When deploying RAG with Ollama and Cosmos DB in production, consider:

  • Indexing: Use vector indexes in Cosmos DB for faster similarity search.
  • Sharding: Partition large datasets efficiently.
  • Caching: Store frequently accessed embeddings and responses.
  • Security: Use Azure Managed Identities and Private Endpoints.
  • Monitoring: Leverage Azure Monitor for performance insights.

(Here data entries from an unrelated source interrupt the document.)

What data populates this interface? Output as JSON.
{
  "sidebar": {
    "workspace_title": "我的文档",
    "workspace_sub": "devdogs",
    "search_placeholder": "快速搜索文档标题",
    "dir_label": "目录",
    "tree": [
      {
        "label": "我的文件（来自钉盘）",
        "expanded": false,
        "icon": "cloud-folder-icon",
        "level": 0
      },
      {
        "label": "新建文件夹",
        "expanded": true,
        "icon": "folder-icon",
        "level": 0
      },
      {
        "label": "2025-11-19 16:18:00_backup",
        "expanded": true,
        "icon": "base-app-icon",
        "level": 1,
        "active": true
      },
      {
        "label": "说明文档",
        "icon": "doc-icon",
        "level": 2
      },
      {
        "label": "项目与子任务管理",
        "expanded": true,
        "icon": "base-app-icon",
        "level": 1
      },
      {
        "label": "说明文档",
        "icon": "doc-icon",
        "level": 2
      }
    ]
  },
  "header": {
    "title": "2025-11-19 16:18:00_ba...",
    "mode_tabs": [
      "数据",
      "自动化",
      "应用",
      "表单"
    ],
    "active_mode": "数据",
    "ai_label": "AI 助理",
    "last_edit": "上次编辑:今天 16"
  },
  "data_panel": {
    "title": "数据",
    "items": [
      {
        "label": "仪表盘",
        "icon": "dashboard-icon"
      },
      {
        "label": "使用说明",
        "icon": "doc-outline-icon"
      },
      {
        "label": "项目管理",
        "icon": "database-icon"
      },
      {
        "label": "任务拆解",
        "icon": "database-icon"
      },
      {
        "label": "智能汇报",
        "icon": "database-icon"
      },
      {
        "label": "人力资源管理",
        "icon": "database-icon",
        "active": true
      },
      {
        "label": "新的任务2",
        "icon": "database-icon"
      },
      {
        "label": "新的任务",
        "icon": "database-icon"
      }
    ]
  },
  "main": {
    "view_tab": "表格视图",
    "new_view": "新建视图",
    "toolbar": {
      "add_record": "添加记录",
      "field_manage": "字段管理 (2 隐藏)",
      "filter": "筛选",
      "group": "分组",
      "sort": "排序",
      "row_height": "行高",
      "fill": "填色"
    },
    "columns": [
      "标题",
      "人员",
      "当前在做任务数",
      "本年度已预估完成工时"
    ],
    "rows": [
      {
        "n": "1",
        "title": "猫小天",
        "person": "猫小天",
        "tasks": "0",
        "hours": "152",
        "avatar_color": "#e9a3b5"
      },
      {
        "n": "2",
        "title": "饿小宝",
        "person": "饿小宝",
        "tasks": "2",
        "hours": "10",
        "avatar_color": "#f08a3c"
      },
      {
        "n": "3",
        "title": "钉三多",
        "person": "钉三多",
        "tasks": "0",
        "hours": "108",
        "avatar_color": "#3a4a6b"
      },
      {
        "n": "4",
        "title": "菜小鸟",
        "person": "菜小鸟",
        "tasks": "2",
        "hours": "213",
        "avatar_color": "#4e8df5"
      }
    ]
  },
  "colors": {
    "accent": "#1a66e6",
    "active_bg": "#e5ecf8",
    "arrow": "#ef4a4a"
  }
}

Advantages of This Approach

  • Local-first AI: Keeps sensitive queries private.
  • Cost-efficiency: Avoids cloud API charges for inference.
  • Flexibility: Swap models locally as needed.
  • Scalability: Cosmos DB can handle large datasets and workloads.

Challenges & Limitations

  • Hardware Requirements: Running LLMs locally requires significant GPU resources.
  • Latency: Local inference may be slower than optimized cloud-hosted models.
  • Maintenance: Keeping models updated and fine-tuned requires effort.

Conclusion

The integration of Ollama and Azure Cosmos DB for Retrieval-Augmented Generation (RAG) offers a practical balance between privacy, scalability, and cost efficiency. Running models locally with Ollama allows sensitive data to remain secure while avoiding recurring API costs, and Cosmos DB provides a reliable, cloud-native vector store to power efficient similarity search.

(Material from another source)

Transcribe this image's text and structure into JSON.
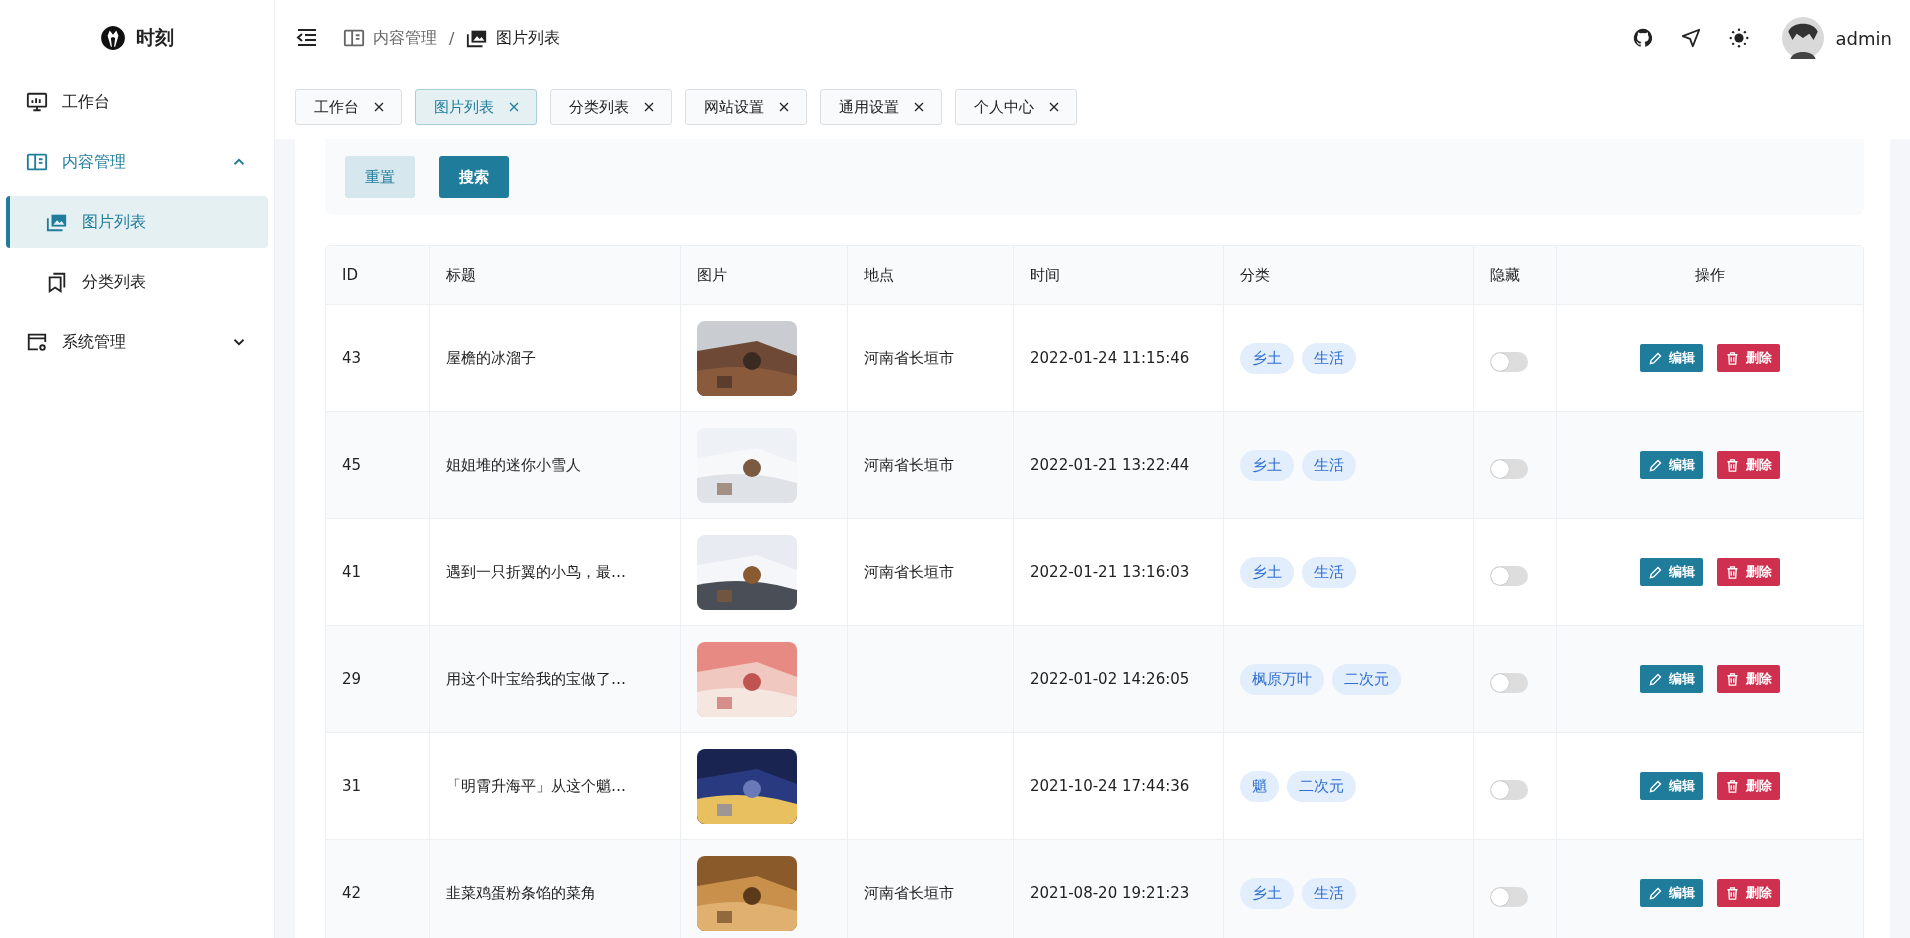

This hybrid setup gives developers the flexibility to build AI systems that are both grounded in relevant data and adaptable across industries. From customer support to internal knowledge assistants, the same pipeline of embedding, retrieval, and context injection can be reused and tailored to specific domains. While hardware requirements and model management pose challenges, the overall benefits of local-first AI combined with cloud-scale storage far outweigh these limitations.

In short, Ollama plus Cosmos DB provides the best of both worlds: the control and privacy of local inference with the scalability and performance of cloud infrastructure. For organizations looking to create secure, adaptable, and future-ready AI applications, this architecture is a strong and forward-looking choice.